Les commerçants ambulants ne sont pas, en effet, exclus du paiement des impôts et taxes à la mairie. Bien au contraire, il est mis à la disposition de ces derniers une carte appelée ”carte de colporteur” qui leur permette de circuler librement dans la commune où ils exercent. «Chaque commerçant ambulant doit avoir sa carte de colporteur, dont les modalités de paiement s’élèvent à 2 000 Fcfa par mois, qu’il verse à la mairie », a expliqué Jean Akpalé, coordonnateur du marché Djé Konan, sis à Koumassi. Il a aussi ajouté que cette carte ne peut être utilisée que dans la commune où elle a été délivrée. La ”carte de colporteur” n’est pas une carte intercommunale. Ce qui empêche les marchants ambulants de se déplacer dans différentes communes.

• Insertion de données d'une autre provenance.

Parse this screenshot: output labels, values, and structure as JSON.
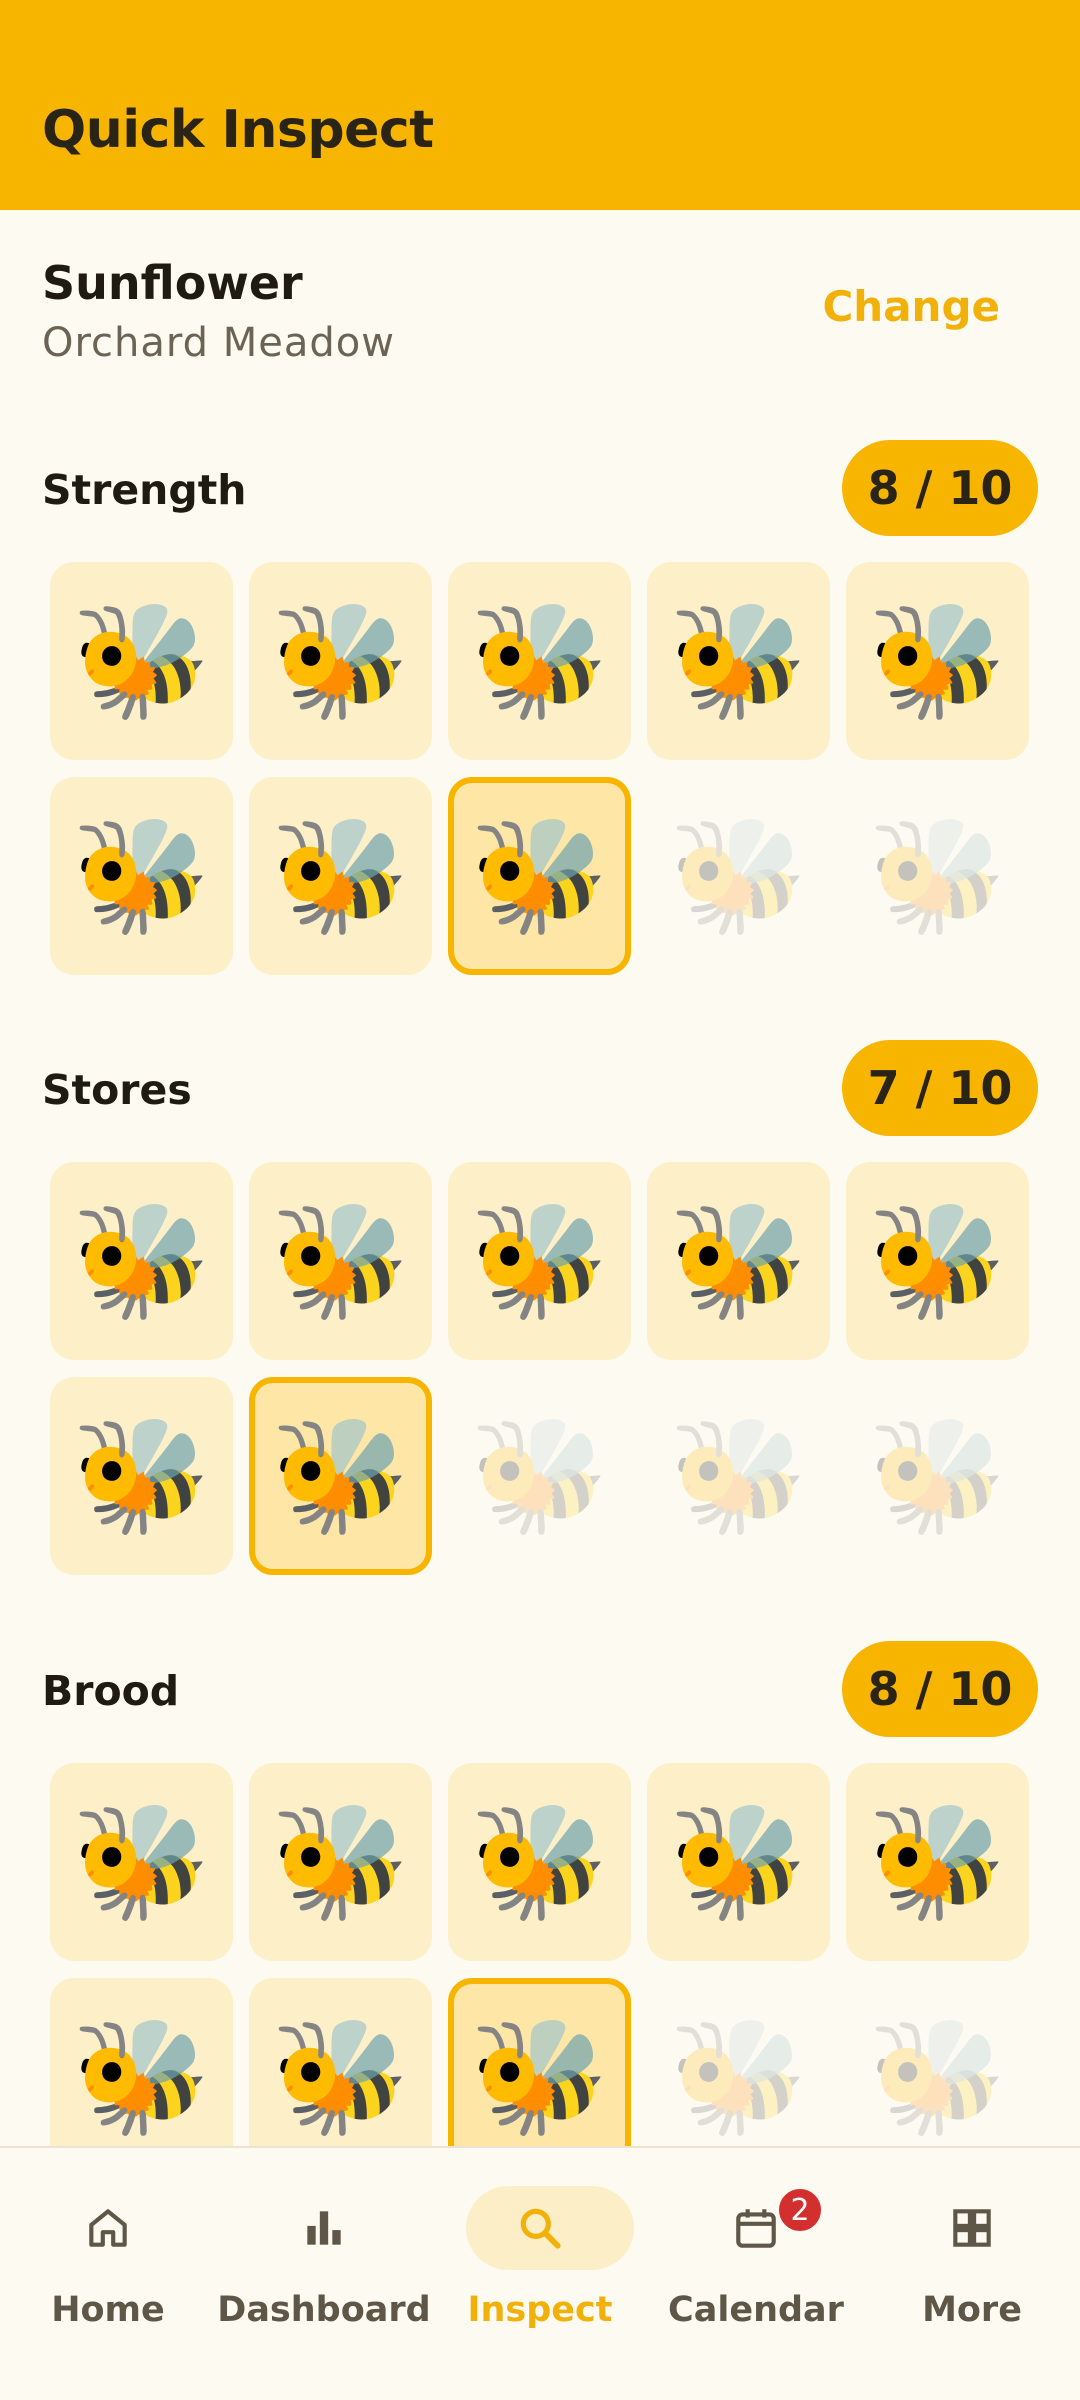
{
  "appbar": {
    "title": "Quick Inspect",
    "color": "#F7B500"
  },
  "hive": {
    "name": "Sunflower",
    "location": "Orchard Meadow",
    "change_label": "Change"
  },
  "bee_glyph": "🐝",
  "sections": [
    {
      "title": "Strength",
      "score_label": "8 / 10",
      "score": 8,
      "max": 10
    },
    {
      "title": "Stores",
      "score_label": "7 / 10",
      "score": 7,
      "max": 10
    },
    {
      "title": "Brood",
      "score_label": "8 / 10",
      "score": 8,
      "max": 10
    }
  ],
  "nav": {
    "items": [
      {
        "label": "Home",
        "icon": "home-icon"
      },
      {
        "label": "Dashboard",
        "icon": "bar-chart-icon"
      },
      {
        "label": "Inspect",
        "icon": "search-icon",
        "active": true
      },
      {
        "label": "Calendar",
        "icon": "calendar-icon",
        "badge": "2"
      },
      {
        "label": "More",
        "icon": "grid-icon"
      }
    ]
  }
}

Colère. Des commerçants installés dans des magasins crient leur colère face à cette pratique commerciale, dénonçant une concurrence déloyale. « Comment dans un pays dit de droit, on peut laisser prospérer une telle activité ? », s’interroge Doumbia K., commerçant de chaussures disposant d’un magasin au marché Djè Konan, dans la commune de Koumassi. Ce dernier dénonce le fait que son magasin n’est plus fréquenté parce que les clients trouvent tout ce dont ils ont besoin aux abords des différents marchés. Dame Kouamé Albertine, commerçante de tenues vestimentaires à Koumassi, promet de fermer sa boutique pour venir s’installer également sur le trottoir comme le font les commerçants ambulants. Puisque, dit-elle, « les commerçants ambulants exercent sans être inquiétés »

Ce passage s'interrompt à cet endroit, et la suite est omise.